The masked Islamic State militant known as "Jihadi John", who has been pictured in the videos of the beheadings of Western hostages, has been named, BBC reports.
He is Mohammed Emwazi, a Kuwaiti-born British man in his mid-20s from west London, who was previously known to British security services.
Emwazi was believed to have travelled to Syria around 2013 and later joined IS, which has declared the creation of a "caliphate" in the large swathes of Syria and neighbouring Iraq it controls.
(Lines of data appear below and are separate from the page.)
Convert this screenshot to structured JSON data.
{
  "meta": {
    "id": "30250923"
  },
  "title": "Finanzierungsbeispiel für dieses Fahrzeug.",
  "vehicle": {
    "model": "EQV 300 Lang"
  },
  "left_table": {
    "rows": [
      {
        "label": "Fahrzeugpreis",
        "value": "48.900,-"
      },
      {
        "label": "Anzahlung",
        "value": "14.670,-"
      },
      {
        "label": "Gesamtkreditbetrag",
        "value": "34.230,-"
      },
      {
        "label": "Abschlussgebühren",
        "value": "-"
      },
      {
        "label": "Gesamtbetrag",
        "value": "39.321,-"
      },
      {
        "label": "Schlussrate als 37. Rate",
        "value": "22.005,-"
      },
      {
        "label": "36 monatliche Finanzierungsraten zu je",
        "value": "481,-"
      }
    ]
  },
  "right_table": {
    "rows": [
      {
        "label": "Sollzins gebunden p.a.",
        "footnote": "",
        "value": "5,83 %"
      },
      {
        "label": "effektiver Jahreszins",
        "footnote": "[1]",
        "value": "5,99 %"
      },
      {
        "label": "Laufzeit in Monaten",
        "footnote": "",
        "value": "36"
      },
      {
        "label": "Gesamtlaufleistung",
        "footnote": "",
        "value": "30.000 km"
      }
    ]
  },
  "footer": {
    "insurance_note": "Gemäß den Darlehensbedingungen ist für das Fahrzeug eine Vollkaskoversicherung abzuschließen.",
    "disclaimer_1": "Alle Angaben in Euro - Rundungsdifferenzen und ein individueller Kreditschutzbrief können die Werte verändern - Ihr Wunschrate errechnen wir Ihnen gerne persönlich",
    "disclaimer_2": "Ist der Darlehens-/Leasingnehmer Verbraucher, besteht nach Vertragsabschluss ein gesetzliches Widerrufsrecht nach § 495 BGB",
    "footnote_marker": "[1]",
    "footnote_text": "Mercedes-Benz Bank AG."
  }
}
Emwazi first appeared in a video last August, when he apparently killed the US journalist James Foley. He was later thought to have been pictured in the videos of the beheadings of US journalist Steven Sotloff, British aid worker David Haines, British taxi driver Alan Henning, and American aid worker Abdul-Rahman Kassig, also known as Peter.
In each of the videos, the militant appeared dressed in a black robe with a black balaclava covering all but his eyes and top of his nose.
Speaking with a British accent, he taunted Western powers before holding his knife to the hostages' necks, appearing to start cutting before the film stopped. The victims' decapitated bodies were then shown.
Hostages released by IS said he was one of three British jihadists guarding Westerners abducted by the group in Syria. They were known collectively as "the Beatles".
A spokeswoman for British Prime Minister David Cameron would not confirm or deny the latest reports, adding that the police and security services were working hard to find those responsible for the murder of the British hostages.